Once I get my breathing under control, I close my eyes, hoping I will wake up from this bad dream, but when I open them, I know that this is real. I try to look away but can’t help myself. My mind wants to know who and why they have decided to do this this way but, deep down, I know the reason. This is revenge for what happened to me. What he did was irredeemable. It was inhumane to purposely drug someone. Especially, a pregnant woman that could have died along with her baby.

That motherfucker killed my unborn baby. He almost killed me and what scares me the most is that I feel no remorse. How could I? I wonder if that makes me the same as his killers. A chill slides up my spine because that means all of the people sitting in the pews of the church are sinners and killers. The only two I recognize are the two men that have my heart and soul in their hands because they were the ones walking to the altar as soon as we entered after donning their masks. The rest, I have no idea who they are, but they know who I am.

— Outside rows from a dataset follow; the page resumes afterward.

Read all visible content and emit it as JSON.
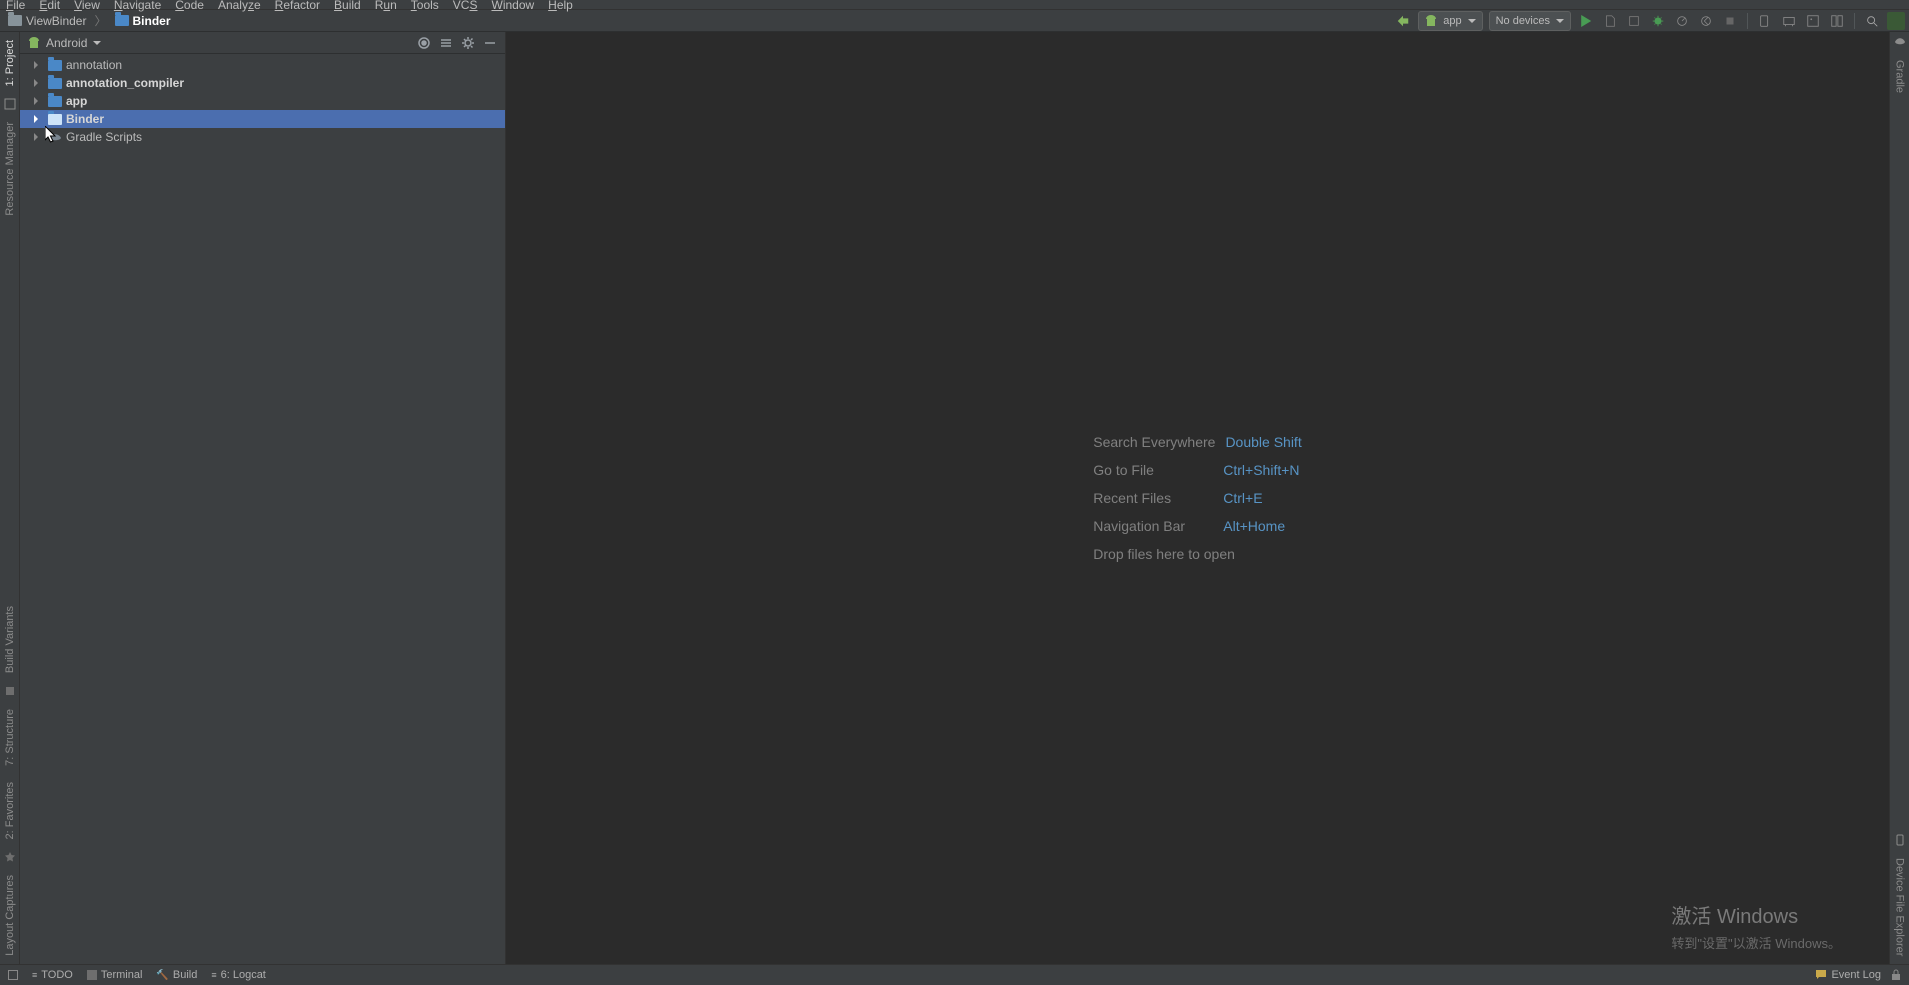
{
  "menubar": {
    "items": [
      "File",
      "Edit",
      "View",
      "Navigate",
      "Code",
      "Analyze",
      "Refactor",
      "Build",
      "Run",
      "Tools",
      "VCS",
      "Window",
      "Help"
    ]
  },
  "breadcrumbs": {
    "root": "ViewBinder",
    "current": "Binder"
  },
  "toolbar": {
    "module": "app",
    "devices": "No devices"
  },
  "project": {
    "view_mode": "Android",
    "items": [
      {
        "label": "annotation",
        "bold": false
      },
      {
        "label": "annotation_compiler",
        "bold": true
      },
      {
        "label": "app",
        "bold": true
      },
      {
        "label": "Binder",
        "bold": true,
        "selected": true
      },
      {
        "label": "Gradle Scripts",
        "bold": false,
        "gradle": true
      }
    ]
  },
  "help": {
    "rows": [
      {
        "label": "Search Everywhere",
        "key": "Double Shift"
      },
      {
        "label": "Go to File",
        "key": "Ctrl+Shift+N"
      },
      {
        "label": "Recent Files",
        "key": "Ctrl+E"
      },
      {
        "label": "Navigation Bar",
        "key": "Alt+Home"
      }
    ],
    "drop": "Drop files here to open"
  },
  "left_gutter": {
    "top": [
      "1: Project"
    ],
    "mid": [
      "Resource Manager"
    ],
    "bot": [
      "Layout Captures",
      "2: Favorites",
      "7: Structure",
      "Build Variants"
    ]
  },
  "right_gutter": {
    "top": [
      "Gradle"
    ],
    "bot": [
      "Device File Explorer"
    ]
  },
  "statusbar": {
    "items": [
      "TODO",
      "Terminal",
      "Build",
      "6: Logcat"
    ],
    "event_log": "Event Log"
  },
  "activate": {
    "t1": "激活 Windows",
    "t2": "转到\"设置\"以激活 Windows。"
  }
}
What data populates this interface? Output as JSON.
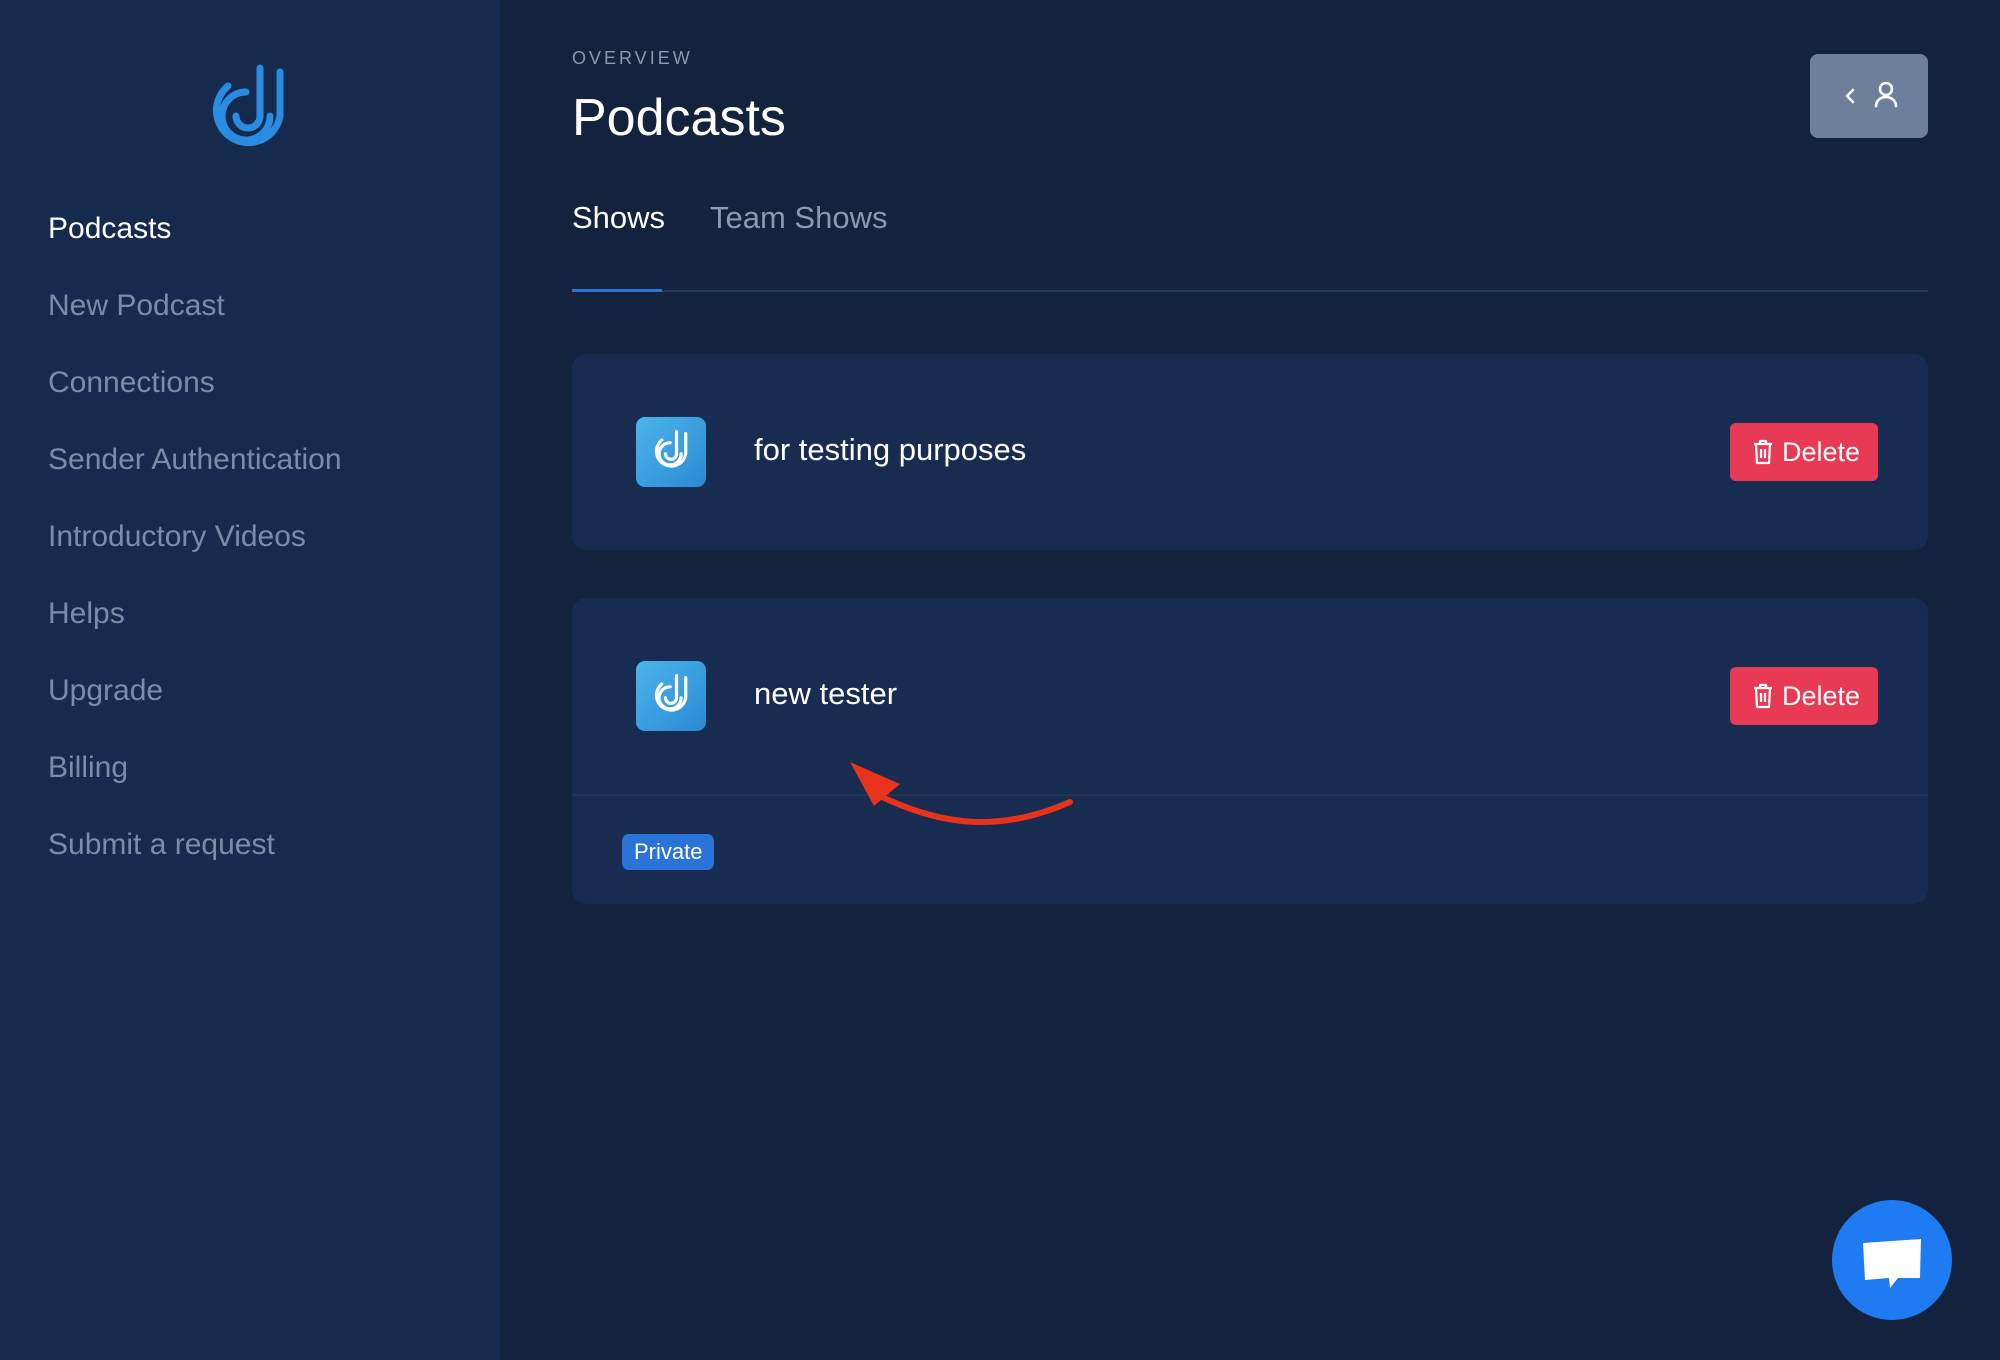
{
  "brand": {
    "logo_icon": "brand-swirl-icon",
    "accent_color": "#2a8ce0"
  },
  "sidebar": {
    "items": [
      {
        "label": "Podcasts",
        "active": true
      },
      {
        "label": "New Podcast",
        "active": false
      },
      {
        "label": "Connections",
        "active": false
      },
      {
        "label": "Sender Authentication",
        "active": false
      },
      {
        "label": "Introductory Videos",
        "active": false
      },
      {
        "label": "Helps",
        "active": false
      },
      {
        "label": "Upgrade",
        "active": false
      },
      {
        "label": "Billing",
        "active": false
      },
      {
        "label": "Submit a request",
        "active": false
      }
    ]
  },
  "header": {
    "eyebrow": "OVERVIEW",
    "title": "Podcasts",
    "profile_button_icons": [
      "chevron-left-icon",
      "user-icon"
    ]
  },
  "tabs": [
    {
      "label": "Shows",
      "active": true
    },
    {
      "label": "Team Shows",
      "active": false
    }
  ],
  "shows": [
    {
      "title": "for testing purposes",
      "delete_label": "Delete",
      "badge": null
    },
    {
      "title": "new tester",
      "delete_label": "Delete",
      "badge": "Private"
    }
  ],
  "colors": {
    "delete": "#e93a55",
    "badge": "#2a73d8",
    "annotation_arrow": "#e8321c",
    "chat_button": "#1f7bf2"
  },
  "chat": {
    "icon": "chat-bubble-icon"
  }
}
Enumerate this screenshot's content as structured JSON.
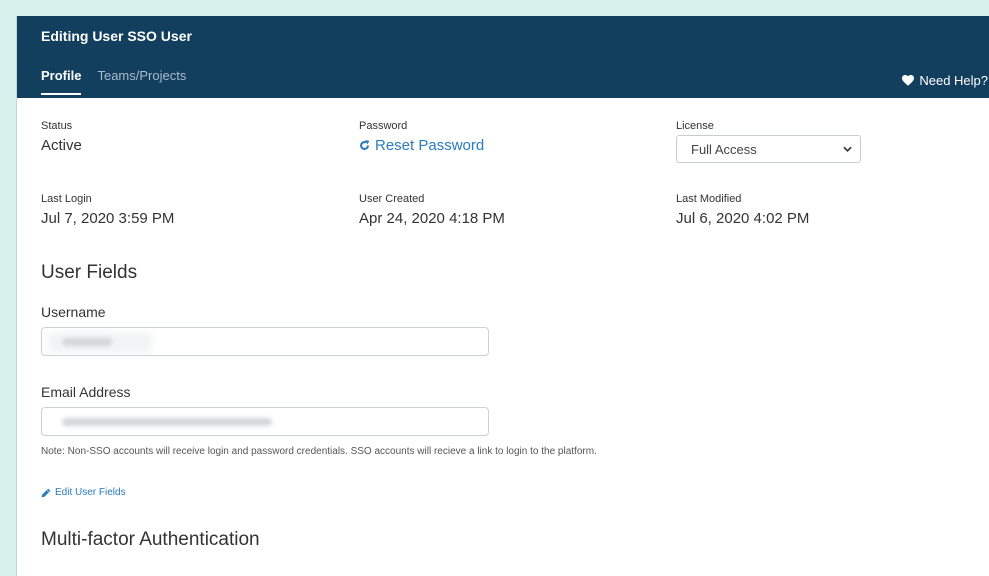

I watch as Dravin heads toward the center of the church, directly behind the pulpit, and places his hands on the wood like he’s the church’s priest. “I apologize to all of you for taking so long, but we can all agree that Gianna must know that she will soon be part of the Consortium. She must know what we do when someone disrupts the Order or tries to take a life without a vote. In his case…our child from our chosen’s womb. An innocent life that wasn’t his to take.”

Dravin’s voice echoes with conviction, and I can feel his eyes on me, the feel of anguish and hurt rip right through me. Raw pain from the loss of my baby grips my heart, and I don’t feel an ounce of sorrow for the man nailed to the cross because he didn’t feel sorry about me or my baby.